The Massachusetts senator rebuked Barack Obama for agreeing to extend the Bush middle-class tax cuts as part of the 2012 "fiscal cliff" deal with Republicans in Congress. Recall that the 2012 deal that Mr. Biden helped negotiate raised the top marginal individual tax rate to 39.6% from 35%, plus the top tax rate on capital gains and dividends to 23.8%.

She blamed that extension - and huge tax increase - for blowing up the deficit. "Once Obama made that tax cut deal with Republicans, the federal deficit ballooned," she said.

Well, no. The deficit didn't balloon until the pandemic when both parties agreed to throw a spending party under the guise of Covid relief. Then Democrats kept partying long after the emergency was over.

The government is still running $2 trillion in annual deficits even though the economy is growing and taxes as a share of GDP are roughly the historical average. Spending has driven the deficits and is now at 24.2% of GDP, well above the 21% modern average.

Ms. Warren added in her speech last week that "Joe Biden is right: if the 2025 tax bill doesn't call on wealthy people and giant corporations to shoulder a bigger share of what it costs to run this country, Democrats should reject it outright."

The Warren position conflicts with Mr. Biden's promise not to raise taxes on anyone earning less than $400,000. Note that Pennsylvania Sen. Bob Casey, who is running for re-election this year, also didn't close the door on Thursday to raising taxes on those earning less than $400,000. "We haven't made decisions about that yet," he told Roll Call.

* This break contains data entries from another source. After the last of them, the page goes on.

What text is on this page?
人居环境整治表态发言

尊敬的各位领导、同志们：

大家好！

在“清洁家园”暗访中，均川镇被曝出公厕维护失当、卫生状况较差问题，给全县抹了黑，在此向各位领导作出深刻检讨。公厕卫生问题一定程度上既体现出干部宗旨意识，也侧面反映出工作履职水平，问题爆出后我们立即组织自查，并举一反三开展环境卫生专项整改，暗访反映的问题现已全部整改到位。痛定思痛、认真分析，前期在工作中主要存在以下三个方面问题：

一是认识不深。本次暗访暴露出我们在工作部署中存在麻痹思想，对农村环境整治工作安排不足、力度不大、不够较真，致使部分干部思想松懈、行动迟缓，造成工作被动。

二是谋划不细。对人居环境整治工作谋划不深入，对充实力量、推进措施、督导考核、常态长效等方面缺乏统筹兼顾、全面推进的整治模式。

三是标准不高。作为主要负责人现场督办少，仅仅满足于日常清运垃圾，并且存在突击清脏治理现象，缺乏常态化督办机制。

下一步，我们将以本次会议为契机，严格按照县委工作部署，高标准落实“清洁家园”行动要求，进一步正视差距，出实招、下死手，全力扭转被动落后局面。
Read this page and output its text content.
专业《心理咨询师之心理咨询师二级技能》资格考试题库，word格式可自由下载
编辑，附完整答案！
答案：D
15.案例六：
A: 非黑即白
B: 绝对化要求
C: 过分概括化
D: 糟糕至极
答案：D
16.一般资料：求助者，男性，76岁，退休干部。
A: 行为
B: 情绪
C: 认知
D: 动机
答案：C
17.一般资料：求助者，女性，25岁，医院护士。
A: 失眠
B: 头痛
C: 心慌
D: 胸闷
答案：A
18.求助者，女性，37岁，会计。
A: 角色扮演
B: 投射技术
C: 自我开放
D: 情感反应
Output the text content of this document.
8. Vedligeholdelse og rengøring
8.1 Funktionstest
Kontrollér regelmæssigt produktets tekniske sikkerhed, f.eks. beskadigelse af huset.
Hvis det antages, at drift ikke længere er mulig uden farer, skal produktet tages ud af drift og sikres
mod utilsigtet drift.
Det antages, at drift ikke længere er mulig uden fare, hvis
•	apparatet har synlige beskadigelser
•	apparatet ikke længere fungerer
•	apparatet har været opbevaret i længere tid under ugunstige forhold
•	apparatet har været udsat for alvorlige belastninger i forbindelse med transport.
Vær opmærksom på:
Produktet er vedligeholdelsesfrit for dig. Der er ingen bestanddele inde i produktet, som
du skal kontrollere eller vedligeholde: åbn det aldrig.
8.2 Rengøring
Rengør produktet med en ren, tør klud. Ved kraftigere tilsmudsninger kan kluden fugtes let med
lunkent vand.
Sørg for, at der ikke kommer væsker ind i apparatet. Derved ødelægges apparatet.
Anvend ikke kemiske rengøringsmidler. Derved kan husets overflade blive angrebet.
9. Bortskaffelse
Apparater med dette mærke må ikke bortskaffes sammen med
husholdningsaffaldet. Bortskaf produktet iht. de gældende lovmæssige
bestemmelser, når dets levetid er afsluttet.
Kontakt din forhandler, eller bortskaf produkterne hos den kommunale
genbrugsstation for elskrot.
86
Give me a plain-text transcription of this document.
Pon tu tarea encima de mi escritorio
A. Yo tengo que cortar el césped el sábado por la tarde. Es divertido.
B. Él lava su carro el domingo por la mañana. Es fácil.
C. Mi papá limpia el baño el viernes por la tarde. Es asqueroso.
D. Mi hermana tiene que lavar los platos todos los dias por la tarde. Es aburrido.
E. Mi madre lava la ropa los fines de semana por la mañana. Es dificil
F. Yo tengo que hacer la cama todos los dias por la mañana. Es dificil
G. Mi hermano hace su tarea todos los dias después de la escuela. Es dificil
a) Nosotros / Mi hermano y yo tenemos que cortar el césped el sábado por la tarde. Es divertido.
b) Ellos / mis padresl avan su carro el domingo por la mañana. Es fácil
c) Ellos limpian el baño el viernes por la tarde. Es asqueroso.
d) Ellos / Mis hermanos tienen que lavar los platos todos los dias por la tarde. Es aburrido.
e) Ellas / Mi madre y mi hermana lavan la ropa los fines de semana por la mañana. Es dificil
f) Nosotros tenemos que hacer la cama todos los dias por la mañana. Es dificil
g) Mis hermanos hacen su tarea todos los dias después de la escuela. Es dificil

Is this Mr. Biden's negotiating position if he is re-elected with Republican control of one or both chambers of Congress? If so, he ought to tell voters.

Donald Trump should ask Mr. Biden in this week's debate. Mr. Trump will also have an opening to link his tax cuts to the strong economy before the pandemic, as well as tie Mr. Biden's spending to the inflation breakout in his presidency. There's no excuse for Mr. Trump losing a debate over taxes.

All of this raises the tax stakes in this year's election more than most voters appreciate. Mr. Biden will keep repeating his talking point about taxes not rising for anyone earning more than $400,000, but if his first term is a guide he'll be taking orders from the Wyden-Warren faction in the Senate.

They'll be happy to raise taxes on the middle class as well as the affluent because they know there aren't enough rich to finance their vast spending plans. Tax Armageddon is right.